Il linguaggio di sesso esplicito utilizzato nel racconto è indicato per un pubblico adulto.
Se sei minorenne o se pensi che il contenuto possa offenderti sei invitato a
uscire.

 

  
  
Curvo sui libri, al riparo dalle voci assordanti dei miei genitori occupati a litigare davanti al televisore, ero intento a preparare un esame universitario quando il cellulare si mise a trillare. Sullo schermo a cristalli liquidi intravidi il numero di Marika. Da un paio di settimane non ci vedevamo. L'ultima volta che eravamo stati insieme avevamo praticato del sesso acrobatico nel cesso di un bar. In preda a una forte eccitazione, dopo che tutt'e due avevamo mangiato mortadella e tracannato lambrusco più del solito, l'avevo trascinata nello stanzino dei servizi igienici; quello riservato alle donne per la precisione. Una volta lì l'avevo costretta a chinare il capo e appoggiare il torace al bordo del lavandino, poi le avevo sollevato la gonna e abbassato le mutandine, dopodiché, mantenendo le mani abbrancate ai suoi fianchi, l'avevo scopata mantenendo lo sguardo fisso sul mio viso riflesso nello specchio sistemato alla parete di fronte a noi. 
    - Pronto.
    - Ciao, sono io, Marika.
    Dopo i soliti convenevoli ci raccontammo un mucchio di pettegolezzi e stronzate. Succedeva tutte le volte che conversavamo al telefono, in effetti non sapevamo fare altro, poi di colpo il tono della sua voce si fece serio.
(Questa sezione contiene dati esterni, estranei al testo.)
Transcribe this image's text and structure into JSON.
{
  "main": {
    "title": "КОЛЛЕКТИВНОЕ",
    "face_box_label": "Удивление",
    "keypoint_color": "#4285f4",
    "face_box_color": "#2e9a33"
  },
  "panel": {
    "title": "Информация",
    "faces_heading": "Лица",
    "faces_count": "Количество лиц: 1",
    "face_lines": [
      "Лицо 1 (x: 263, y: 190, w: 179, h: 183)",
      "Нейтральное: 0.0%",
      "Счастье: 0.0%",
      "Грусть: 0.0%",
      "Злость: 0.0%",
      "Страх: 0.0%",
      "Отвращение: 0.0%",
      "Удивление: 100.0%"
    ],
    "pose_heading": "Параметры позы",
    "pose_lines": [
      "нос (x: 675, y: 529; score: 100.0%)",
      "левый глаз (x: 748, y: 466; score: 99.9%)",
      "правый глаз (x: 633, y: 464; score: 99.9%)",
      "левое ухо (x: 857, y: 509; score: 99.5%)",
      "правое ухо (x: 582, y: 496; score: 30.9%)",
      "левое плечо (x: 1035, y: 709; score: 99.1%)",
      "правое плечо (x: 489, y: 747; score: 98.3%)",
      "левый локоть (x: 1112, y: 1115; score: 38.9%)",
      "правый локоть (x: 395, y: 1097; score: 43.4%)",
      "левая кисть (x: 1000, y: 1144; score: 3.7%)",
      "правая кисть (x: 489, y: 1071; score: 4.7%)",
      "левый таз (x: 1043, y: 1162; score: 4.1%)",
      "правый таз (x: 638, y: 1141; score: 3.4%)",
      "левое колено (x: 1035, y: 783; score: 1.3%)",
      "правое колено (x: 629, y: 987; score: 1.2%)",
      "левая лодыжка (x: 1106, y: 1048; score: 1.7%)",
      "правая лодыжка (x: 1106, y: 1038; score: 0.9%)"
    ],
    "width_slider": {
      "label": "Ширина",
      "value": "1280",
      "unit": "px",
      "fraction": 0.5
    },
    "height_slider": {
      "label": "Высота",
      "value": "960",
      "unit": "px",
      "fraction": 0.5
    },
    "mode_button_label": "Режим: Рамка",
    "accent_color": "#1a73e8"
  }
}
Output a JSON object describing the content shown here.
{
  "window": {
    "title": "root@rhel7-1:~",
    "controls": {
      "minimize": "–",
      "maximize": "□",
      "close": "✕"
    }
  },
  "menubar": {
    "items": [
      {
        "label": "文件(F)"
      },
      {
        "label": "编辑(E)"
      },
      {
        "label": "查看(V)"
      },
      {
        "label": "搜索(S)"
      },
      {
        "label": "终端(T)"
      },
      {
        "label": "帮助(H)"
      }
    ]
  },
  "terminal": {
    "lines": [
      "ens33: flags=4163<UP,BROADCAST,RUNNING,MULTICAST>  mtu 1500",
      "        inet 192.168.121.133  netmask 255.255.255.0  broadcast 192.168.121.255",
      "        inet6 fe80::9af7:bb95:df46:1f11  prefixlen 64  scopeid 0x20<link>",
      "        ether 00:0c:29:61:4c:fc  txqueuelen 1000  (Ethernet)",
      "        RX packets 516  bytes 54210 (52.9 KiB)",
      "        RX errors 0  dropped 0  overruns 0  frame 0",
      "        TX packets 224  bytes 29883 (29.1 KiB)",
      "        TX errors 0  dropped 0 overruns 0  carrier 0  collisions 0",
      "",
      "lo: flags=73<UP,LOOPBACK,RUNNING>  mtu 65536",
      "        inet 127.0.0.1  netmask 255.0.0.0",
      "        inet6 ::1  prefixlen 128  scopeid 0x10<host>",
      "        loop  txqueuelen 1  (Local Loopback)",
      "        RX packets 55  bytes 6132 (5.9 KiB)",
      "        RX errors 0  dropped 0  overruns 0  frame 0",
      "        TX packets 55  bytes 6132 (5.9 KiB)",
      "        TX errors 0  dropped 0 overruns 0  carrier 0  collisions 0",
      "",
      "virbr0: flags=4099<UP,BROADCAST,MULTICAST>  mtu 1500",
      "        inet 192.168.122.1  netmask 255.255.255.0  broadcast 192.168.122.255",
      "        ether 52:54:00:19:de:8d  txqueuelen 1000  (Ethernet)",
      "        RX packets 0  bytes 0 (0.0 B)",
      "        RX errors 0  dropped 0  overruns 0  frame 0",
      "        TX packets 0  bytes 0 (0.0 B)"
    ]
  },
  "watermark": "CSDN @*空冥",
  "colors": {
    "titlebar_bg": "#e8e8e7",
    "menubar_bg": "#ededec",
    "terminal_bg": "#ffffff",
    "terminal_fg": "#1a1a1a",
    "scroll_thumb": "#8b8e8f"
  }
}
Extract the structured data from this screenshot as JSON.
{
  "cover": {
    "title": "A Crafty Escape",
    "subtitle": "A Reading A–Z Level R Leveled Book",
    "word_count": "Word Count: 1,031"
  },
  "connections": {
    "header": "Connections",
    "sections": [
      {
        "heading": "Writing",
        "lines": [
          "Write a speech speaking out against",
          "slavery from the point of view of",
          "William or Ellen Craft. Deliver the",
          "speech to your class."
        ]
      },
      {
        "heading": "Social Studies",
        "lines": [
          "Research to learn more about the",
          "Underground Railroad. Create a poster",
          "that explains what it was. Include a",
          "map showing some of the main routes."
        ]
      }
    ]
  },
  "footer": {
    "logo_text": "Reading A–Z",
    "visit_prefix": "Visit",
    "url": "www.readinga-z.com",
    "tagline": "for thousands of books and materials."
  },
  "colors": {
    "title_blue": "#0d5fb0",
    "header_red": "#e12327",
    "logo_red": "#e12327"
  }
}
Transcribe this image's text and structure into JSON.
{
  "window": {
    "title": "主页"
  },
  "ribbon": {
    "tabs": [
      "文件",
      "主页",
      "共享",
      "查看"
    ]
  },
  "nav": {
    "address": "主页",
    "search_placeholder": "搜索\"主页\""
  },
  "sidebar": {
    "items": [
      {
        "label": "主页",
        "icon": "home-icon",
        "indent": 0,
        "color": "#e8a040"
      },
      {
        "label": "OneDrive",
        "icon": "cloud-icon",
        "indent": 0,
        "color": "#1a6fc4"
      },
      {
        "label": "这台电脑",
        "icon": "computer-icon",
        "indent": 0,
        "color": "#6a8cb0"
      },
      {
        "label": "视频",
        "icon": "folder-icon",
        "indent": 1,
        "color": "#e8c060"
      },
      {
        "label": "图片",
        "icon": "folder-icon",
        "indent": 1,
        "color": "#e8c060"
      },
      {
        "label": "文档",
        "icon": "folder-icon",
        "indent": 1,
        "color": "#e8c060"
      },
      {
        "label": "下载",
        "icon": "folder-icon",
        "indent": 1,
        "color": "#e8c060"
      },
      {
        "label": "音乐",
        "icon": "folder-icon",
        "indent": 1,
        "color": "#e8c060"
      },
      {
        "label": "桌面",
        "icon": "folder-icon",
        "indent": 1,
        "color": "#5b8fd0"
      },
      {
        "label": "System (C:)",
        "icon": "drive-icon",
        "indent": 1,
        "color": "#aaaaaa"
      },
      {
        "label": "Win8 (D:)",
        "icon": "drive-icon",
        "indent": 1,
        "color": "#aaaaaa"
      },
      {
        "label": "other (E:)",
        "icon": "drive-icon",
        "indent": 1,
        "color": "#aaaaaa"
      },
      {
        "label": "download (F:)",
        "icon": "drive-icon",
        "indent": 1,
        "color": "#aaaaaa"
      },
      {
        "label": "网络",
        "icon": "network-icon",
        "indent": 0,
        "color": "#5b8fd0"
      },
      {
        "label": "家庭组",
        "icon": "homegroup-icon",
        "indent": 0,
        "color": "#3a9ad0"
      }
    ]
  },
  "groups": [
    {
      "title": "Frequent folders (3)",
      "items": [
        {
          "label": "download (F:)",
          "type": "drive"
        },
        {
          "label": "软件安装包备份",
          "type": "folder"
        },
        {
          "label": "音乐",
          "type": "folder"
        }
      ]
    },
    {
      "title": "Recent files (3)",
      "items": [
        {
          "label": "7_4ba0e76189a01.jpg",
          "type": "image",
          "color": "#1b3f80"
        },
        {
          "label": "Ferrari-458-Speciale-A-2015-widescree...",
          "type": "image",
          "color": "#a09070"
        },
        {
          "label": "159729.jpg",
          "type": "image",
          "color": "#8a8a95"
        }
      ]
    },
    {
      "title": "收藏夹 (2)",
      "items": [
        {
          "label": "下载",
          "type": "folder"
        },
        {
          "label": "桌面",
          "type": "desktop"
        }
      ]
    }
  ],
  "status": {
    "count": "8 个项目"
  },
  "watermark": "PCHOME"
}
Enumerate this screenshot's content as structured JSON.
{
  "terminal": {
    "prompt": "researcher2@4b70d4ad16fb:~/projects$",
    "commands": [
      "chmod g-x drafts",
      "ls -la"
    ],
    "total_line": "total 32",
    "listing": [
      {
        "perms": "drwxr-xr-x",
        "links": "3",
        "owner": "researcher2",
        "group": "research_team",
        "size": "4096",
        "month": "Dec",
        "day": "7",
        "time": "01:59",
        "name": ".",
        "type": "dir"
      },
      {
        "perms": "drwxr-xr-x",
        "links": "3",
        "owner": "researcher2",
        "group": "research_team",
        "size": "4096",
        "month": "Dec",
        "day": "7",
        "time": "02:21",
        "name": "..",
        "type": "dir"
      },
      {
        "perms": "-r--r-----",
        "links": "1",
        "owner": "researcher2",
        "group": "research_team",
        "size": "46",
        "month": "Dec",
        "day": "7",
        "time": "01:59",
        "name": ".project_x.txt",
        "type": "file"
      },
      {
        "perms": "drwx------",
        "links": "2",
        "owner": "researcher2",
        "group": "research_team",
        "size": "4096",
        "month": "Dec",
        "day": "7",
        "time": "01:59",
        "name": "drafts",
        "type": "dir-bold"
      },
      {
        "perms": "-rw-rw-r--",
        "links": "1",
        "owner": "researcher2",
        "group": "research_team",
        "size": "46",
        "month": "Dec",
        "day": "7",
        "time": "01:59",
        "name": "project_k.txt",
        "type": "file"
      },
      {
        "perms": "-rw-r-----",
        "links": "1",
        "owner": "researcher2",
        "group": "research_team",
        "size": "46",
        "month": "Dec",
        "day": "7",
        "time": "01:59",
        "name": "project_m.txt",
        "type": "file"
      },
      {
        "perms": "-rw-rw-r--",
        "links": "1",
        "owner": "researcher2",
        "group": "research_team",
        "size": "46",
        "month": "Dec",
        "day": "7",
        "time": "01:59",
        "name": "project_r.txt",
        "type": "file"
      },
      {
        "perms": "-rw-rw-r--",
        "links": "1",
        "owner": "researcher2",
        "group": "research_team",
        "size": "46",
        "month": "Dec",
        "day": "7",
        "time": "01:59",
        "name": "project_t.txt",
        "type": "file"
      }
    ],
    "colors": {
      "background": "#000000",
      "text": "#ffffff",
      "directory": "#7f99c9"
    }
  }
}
    - Esattamente una settimana fa ho abortito. T'interessa saperlo?
    - Eh?
    - Ero incinta di due mesi.
    L'annuncio mi mise in imbarazzo. Non ero preparato a incassare una simile notizia, anzi, nemmeno mi era passato per la mente che una qualsiasi delle donne con cui faccio sesso potesse rivolgersi a me in quel modo.
    - Adesso come stai? - dissi cercando di mitigare l'imbarazzo che mi aveva colto.
    - Bene... Bene.
    - I tuoi genitori come l'hanno presa?
    - Non lo hanno saputo, gliel'ho tenuto segreto, altrimenti sai che casino!
      Mi risultò difficile proseguire nella conversazione. Mi misi sulla difensiva per paura che potesse accusarmi di essere l'uomo che l'aveva messa incinta. Una paternità che non sentivo mia, ma che poteva esserla.
      Io e Marika scopavamo di rado, un paio di volte al mese e occasionalmente, mentre avventure di una sola notte con sconosciuti ne contava diverse e non ne faceva mistero. 
    - Non ti è passato per la mente che sarei potuta essere incinta di te. 
    - Di me?
    - Sì, perché, che c'è di strano? Sei sterile?
    - No.
    - E allora?
    - Beh, in effetti potrei essere stato il tuo "inseminatore". Si dice così in questi casi? Ma non lo credo possibile perché con te ho sempre adottato delle precauzioni, consapevole del fatto che la passera la concedi abbastanza facilmente ai maschi che ti ronzano d'intorno.
    - Non sei affatto carino a dirmi queste cose.
    - Non è forse la verità?
    - Un preservativo può anche risultare difettoso o addirittura rompersi. A noi è accaduto in una occasione, ricordi?
    - Se intendi incolparmi della tua gravidanza dicendo che sono stato io a ingravidarti devi dirlo in maniera esplicita, senza fare ricorso a inutili giri di parole.
    - Non so chi sia lo stronzo che mi ha messo incinta. Merda! Davvero non lo so. In effetti non sono il tipo di donna che si tira indietro quando incontra un uomo con cui ha voglia di scopare. Sai bene come sono fatta. Non è vero?
    - Sì, certo che lo so, per questo dubito d'essere il maschio che ti ha ingravidata.
    - La ginecologa che ha eseguito l'aborto mi ha consigliato di astenermi dall'avere rapporti sessuali per almeno tre settimane. Mentre l'ostetrica che la coadiuvava nell'intervento ha aggiunto la frase: "niente rapporti vaginali". Ho riflettuto parecchio sulle parole pronunciate da ginecologa e ostetrica, e sono giunta alla conclusione che volendo potrei avere dei rapporti orali e anali, tu che ne pensi?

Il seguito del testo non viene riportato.